Other companies, including Kenworth, Toyota and Nikola Motor also are developing hydrogen fuel cell heavy-duty trucks for the U.S. market. A collaboration between Kenworth and Toyota is building 10 trucks for use in Southern California in a project funded partially by the state’s environmental regulatory agency. The first trucks will begin service later this year. Daimler also said it has long term plans for fuel cell truck commercialization.

One hitch to hydrogen vehicles is the lack of fuelling stations. Nikola plans to build its own network. Hyundai said it is interested in working with other companies to help develop a commercial vehicle hydrogen infrastructure in the U.S.


The Neptune Concept styling is inspired by the Art Deco streamliner railway trains that ran from 1936 until 1959. Just as those trains represented the top transport technology of the time, Hyundai believes its Neptune concept also represents a technological advance. But this truck is barely more than a mock-up. Hyundai did not say when it might be produced.

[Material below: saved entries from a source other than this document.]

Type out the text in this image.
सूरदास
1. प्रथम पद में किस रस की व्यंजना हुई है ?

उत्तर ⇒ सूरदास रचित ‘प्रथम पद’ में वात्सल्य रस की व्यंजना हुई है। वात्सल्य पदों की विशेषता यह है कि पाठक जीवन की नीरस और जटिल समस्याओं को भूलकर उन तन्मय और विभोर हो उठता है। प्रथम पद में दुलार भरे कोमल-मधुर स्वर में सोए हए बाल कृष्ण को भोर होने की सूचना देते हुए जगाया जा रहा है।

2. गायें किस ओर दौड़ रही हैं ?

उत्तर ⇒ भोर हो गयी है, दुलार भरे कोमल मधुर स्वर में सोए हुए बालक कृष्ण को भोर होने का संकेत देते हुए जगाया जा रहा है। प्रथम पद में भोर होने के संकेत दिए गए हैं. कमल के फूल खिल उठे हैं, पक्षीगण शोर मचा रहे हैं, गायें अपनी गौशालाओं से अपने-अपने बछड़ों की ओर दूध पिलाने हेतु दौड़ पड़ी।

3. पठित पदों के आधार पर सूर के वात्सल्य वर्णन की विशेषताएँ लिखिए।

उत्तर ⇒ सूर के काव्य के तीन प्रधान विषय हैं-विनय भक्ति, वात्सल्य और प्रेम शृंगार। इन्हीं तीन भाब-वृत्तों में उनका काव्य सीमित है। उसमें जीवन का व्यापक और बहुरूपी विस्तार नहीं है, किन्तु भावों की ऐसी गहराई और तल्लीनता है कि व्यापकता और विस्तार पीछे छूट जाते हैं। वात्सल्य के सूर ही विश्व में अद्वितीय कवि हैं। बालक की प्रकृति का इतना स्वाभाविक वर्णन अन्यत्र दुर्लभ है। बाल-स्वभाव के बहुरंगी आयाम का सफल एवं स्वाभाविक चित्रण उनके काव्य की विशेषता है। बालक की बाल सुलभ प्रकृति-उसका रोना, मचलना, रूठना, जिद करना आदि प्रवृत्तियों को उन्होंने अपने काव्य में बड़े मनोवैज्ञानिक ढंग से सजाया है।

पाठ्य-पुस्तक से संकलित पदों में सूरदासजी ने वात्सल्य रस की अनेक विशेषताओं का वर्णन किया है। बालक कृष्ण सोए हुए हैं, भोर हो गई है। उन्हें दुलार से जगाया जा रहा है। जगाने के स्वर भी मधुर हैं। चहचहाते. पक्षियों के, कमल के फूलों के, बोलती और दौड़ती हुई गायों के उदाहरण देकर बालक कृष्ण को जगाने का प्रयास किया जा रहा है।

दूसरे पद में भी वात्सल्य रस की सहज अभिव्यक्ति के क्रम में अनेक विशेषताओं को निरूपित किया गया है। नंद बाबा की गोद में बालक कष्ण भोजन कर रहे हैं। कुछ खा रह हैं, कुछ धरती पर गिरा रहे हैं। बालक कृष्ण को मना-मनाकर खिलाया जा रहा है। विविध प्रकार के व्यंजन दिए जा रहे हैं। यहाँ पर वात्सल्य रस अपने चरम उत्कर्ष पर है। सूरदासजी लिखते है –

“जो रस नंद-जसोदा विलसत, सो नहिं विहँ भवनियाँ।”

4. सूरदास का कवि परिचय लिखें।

“The fuel cell powertrain gave us the opportunity to redefine the classical typology and architecture of the truck,” said Luc Donckerwolke, chief design officer of Hyundai Motor Group. “The Hyundai Commercial Vehicles Design Team started with a white sheet of paper focusing on the new defined functionality resetting all standards in order to project commercial vehicles in the future.”


But Hyundai also based the styling on function. The fuel cell stack – the component that creates electric power from hydrogen – requires significant cooling. The grille of the Neptune takes up nearly the entire front of the vehicle to provide airflow. The grill concept also integrates the retractable steps for aerodynamics. It doesn’t have door handles. Cameras replace side-view mirrors. The combination of both cab over the engine and conventional truck formats achieves packaging efficiency and improved ergonomics, Hyundai said.

There’s room for up to eight hydrogen tanks. For now, Hyundai doesn’t have a large enough fuel cell stack to pull an 80,000-pound load long haul. But the company said it is developing more powerful technology. That could take another five years, said Sae Hoon Kim, vice president of Hyundai’s fuel cell centre.

The cab has a flat floor and open concept to make a more relaxed environment for the driver.

“HDC-6 Neptune, the concept for the next-generation fuel-cell electric truck, embodies Hyundai Motor’s vision of mobility for a global hydrogen society, innovatively developed applying Hyundai designers’ creativity and the company’s advanced technology,” said SangYup Lee, who heads the Hyundai Design Centre.

Hyundai has other fuel cell trucks under development. It has a joint venture with H2 Energy to provide 1,600 heavy-duty fuel cell trucks for the Swiss market. The U.S. market is an important next phase of the company’s fuel cell strategy.


Hyundai also sees improvements in trailer technology that can reduce greenhouse gas emissions. It will be one of the first manufacturers in North America to introduce a cryogenic nitrogen refrigeration technology trailer system.

It developed the refrigerated trailer concept in collaboration with industrial gases producer Air Liquide. The trailer would produce a carbon footprint that is up to 90 percent less than a conventional unit.

It cools cargo more quickly than a traditional refrigeration unit and it offers precise control of target temperatures. The control system and independent cooling power maximize thermal efficiency. Outside temperatures won’t affect the trailer. And maximum power is always available, even when the truck’s engine is off or idling. The trailer also makes less noise than a conventional unit. That makes it useful for night-time deliveries in urban and suburban neighbourhoods where noise can be distracting, Hyundai said.

“This refrigerated trailer concept represents a significant advancement in our continued commitment to corporate social responsibility,” said Bongjae Lee, chief executive of Hyundai Translead.”